1. Be generous with encouragement. Without encouragement, most people will only give you a minimum effort. Encouragement will cause people to give you an extra effort. All encouragement makes a difference.
  2. Give positive feedback regarding outstanding, improved, and consistent performance. Giving feedback on outstanding performance is usually easy because it is obvious. Giving feedback on improved performance is a little harder because you need to recognize that performance has improved. A good scorekeeping system will help you become aware of improvements. The hardest feedback to give is for consistent performance. People ask me why they should give feedback for people who are “just” doing their job. My response is, “because you want them to continue being consistent – doing their job.
  3. Help people set and achieve personal, business, and professional development goals. Personal goals provide motivation. Business goals are objectives to make the business better. Professional development goals will help the person be capable of accomplishing more and helping the business achieve its goals.
  4. Communicate your expectations clearly and in writing. The people on your team want to meet or exceed your expectations. If your expectations are unclear, non-existent, or constantly changing, team members will be uncertain and/or confused and will not give you their best effort.
  5. Help people clarify their thinking. It’s been said that the problem with people is they just don’t think. When you help people clarify their thinking by asking good questions and giving good direction, they will be more focused, motivated, and productive.
  6. Reinforce the behaviors you want repeated. Give feedback on what you want to happen, not on what you don’t want to happen.
  7. Focus on specific issues or behaviors the person can control. Results come from behaviors and behaviors are observable.

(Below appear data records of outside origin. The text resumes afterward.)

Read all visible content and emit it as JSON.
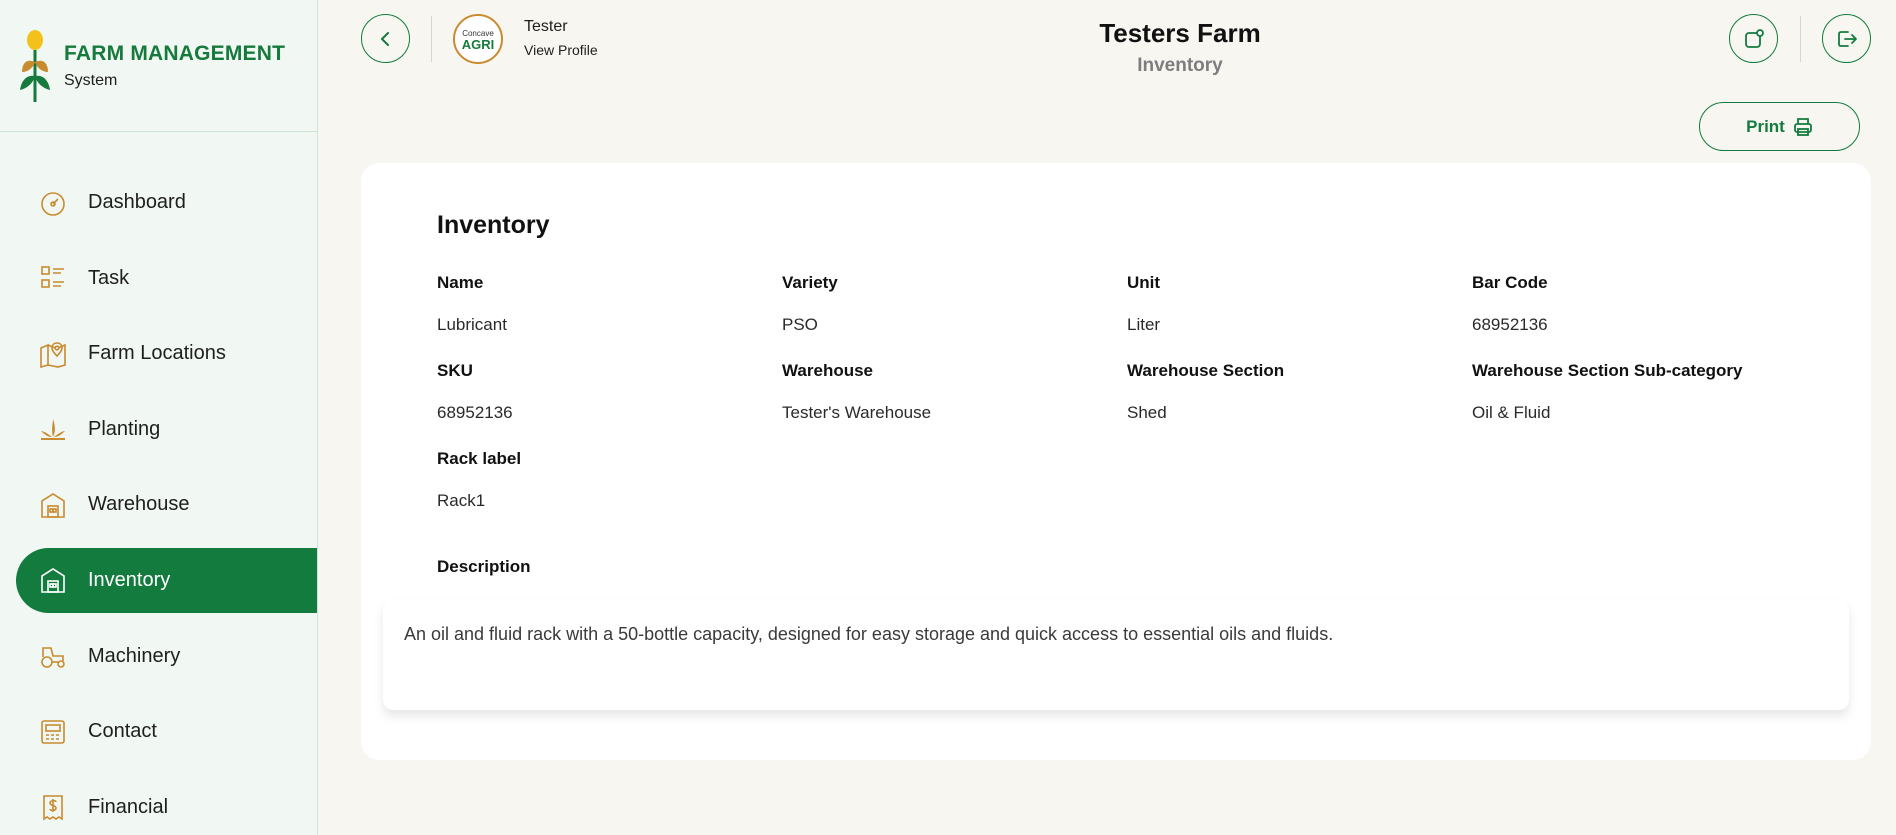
{
  "brand": {
    "title": "FARM MANAGEMENT",
    "subtitle": "System"
  },
  "sidebar": {
    "items": [
      {
        "label": "Dashboard",
        "icon": "dashboard-icon"
      },
      {
        "label": "Task",
        "icon": "task-list-icon"
      },
      {
        "label": "Farm Locations",
        "icon": "map-pin-icon"
      },
      {
        "label": "Planting",
        "icon": "plant-icon"
      },
      {
        "label": "Warehouse",
        "icon": "warehouse-icon"
      },
      {
        "label": "Inventory",
        "icon": "inventory-icon",
        "active": true
      },
      {
        "label": "Machinery",
        "icon": "tractor-icon"
      },
      {
        "label": "Contact",
        "icon": "contact-icon"
      },
      {
        "label": "Financial",
        "icon": "receipt-dollar-icon"
      }
    ]
  },
  "header": {
    "user_name": "Tester",
    "view_profile": "View Profile",
    "avatar_text_top": "Concave",
    "avatar_text_bottom": "AGRI",
    "farm_title": "Testers Farm",
    "page_subtitle": "Inventory"
  },
  "actions": {
    "print_label": "Print"
  },
  "inventory": {
    "title": "Inventory",
    "fields": {
      "name": {
        "label": "Name",
        "value": "Lubricant"
      },
      "variety": {
        "label": "Variety",
        "value": "PSO"
      },
      "unit": {
        "label": "Unit",
        "value": "Liter"
      },
      "bar_code": {
        "label": "Bar Code",
        "value": "68952136"
      },
      "sku": {
        "label": "SKU",
        "value": "68952136"
      },
      "warehouse": {
        "label": "Warehouse",
        "value": "Tester's Warehouse"
      },
      "warehouse_section": {
        "label": "Warehouse Section",
        "value": "Shed"
      },
      "warehouse_subcategory": {
        "label": "Warehouse Section Sub-category",
        "value": "Oil & Fluid"
      },
      "rack_label": {
        "label": "Rack label",
        "value": "Rack1"
      }
    },
    "description_label": "Description",
    "description": "An oil and fluid rack with a 50-bottle capacity, designed for easy storage and quick access to essential oils and fluids."
  },
  "colors": {
    "primary": "#137b3e",
    "accent_icon": "#c98b2f",
    "sidebar_bg": "#f1f7f2",
    "page_bg": "#f7f6f1"
  }
}
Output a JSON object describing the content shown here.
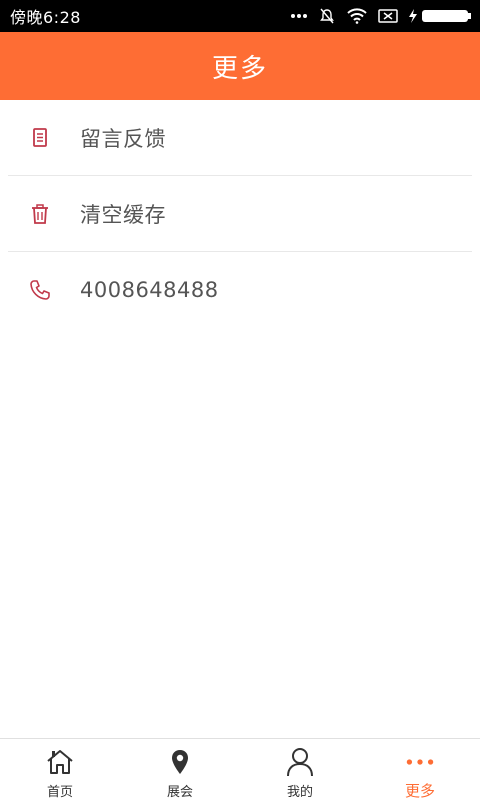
{
  "status_bar": {
    "time": "傍晚6:28"
  },
  "header": {
    "title": "更多"
  },
  "menu": {
    "items": [
      {
        "label": "留言反馈",
        "icon": "document-icon"
      },
      {
        "label": "清空缓存",
        "icon": "trash-icon"
      },
      {
        "label": "4008648488",
        "icon": "phone-icon"
      }
    ]
  },
  "tabbar": {
    "tabs": [
      {
        "label": "首页",
        "icon": "home-icon"
      },
      {
        "label": "展会",
        "icon": "location-pin-icon"
      },
      {
        "label": "我的",
        "icon": "user-icon"
      },
      {
        "label": "更多",
        "icon": "more-dots-icon",
        "active": true
      }
    ]
  },
  "colors": {
    "accent": "#fe6d34",
    "icon_red": "#c0394a"
  }
}
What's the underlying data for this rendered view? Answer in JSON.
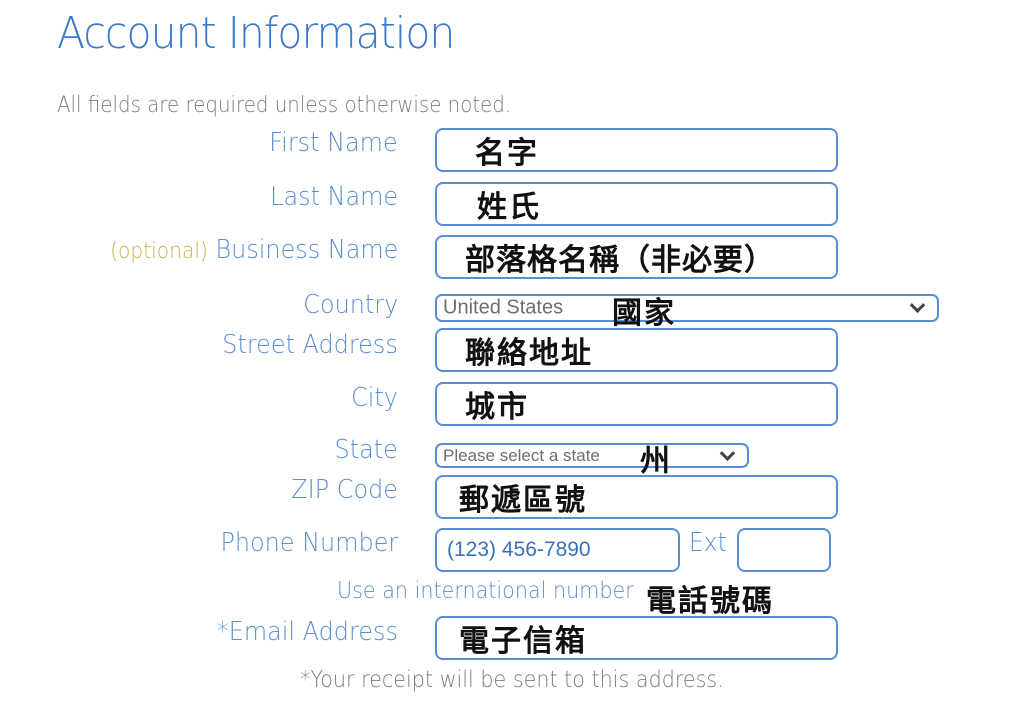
{
  "header": {
    "title": "Account Information",
    "note": "All fields are required unless otherwise noted."
  },
  "fields": {
    "first_name": {
      "label": "First Name",
      "value": "名字"
    },
    "last_name": {
      "label": "Last Name",
      "value": "姓氏"
    },
    "business_name": {
      "optional_tag": "(optional)",
      "label": "Business Name",
      "value": "部落格名稱（非必要）"
    },
    "country": {
      "label": "Country",
      "selected": "United States",
      "annotation": "國家"
    },
    "street_address": {
      "label": "Street Address",
      "value": "聯絡地址"
    },
    "city": {
      "label": "City",
      "value": "城市"
    },
    "state": {
      "label": "State",
      "selected": "Please select a state",
      "annotation": "州"
    },
    "zip_code": {
      "label": "ZIP Code",
      "value": "郵遞區號"
    },
    "phone_number": {
      "label": "Phone Number",
      "placeholder": "(123) 456-7890",
      "ext_label": "Ext",
      "ext_value": ""
    },
    "international": {
      "link": "Use an international number",
      "annotation": "電話號碼"
    },
    "email": {
      "label": "*Email Address",
      "value": "電子信箱",
      "note": "*Your receipt will be sent to this address."
    }
  },
  "colors": {
    "accent": "#3a78c9",
    "label": "#5b8ed1",
    "optional": "#c7b24a",
    "muted": "#7b7b7b"
  }
}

When you focus on observable behaviors rather than intangibles you will have a greater chance of getting the outcomes you want.
  8. Avoid personal attacks, sarcasm, or innuendos. Personal attacks, criticism, sarcasm, and innuendos do not bring out the best in people. These types of interaction will cause resentment and people will get even by not performing up to their potential.
  9. Avoid inflammatory words such as “should have”, “ought to”, “have to”, “always”, and “never”. Using words and phrases like these usually causes resistance and defensiveness. People will feel like you are “wagging your finger” in their face. Parental words will many times bring out the “rebellious” child in even the most mature employee. Consider substituting “next time…” or some other positive, forward-thinking word or phrase.
  10. Believe in your people. People will live up or down to your belief in them. They can read your mind, and, that’s good because you can determine what’s in your mind for them to read – that you believe in them and expect them to perform at their best.
  11. Be a positive role model. Most people, if not all people, would rather see a “sermon” than hear one any day. Say what you will do and do what you say. Practice what you preach.
  12. Stay in the moment. Give the other person your complete time and attention. When you don’t stay in the moment, the other person will sense it and could feel devalued and/or you might miss something crucial to the relationship or issue being discussed. Either of these outcomes can hamper productivity, lower the quality of work, and damage an important relationship.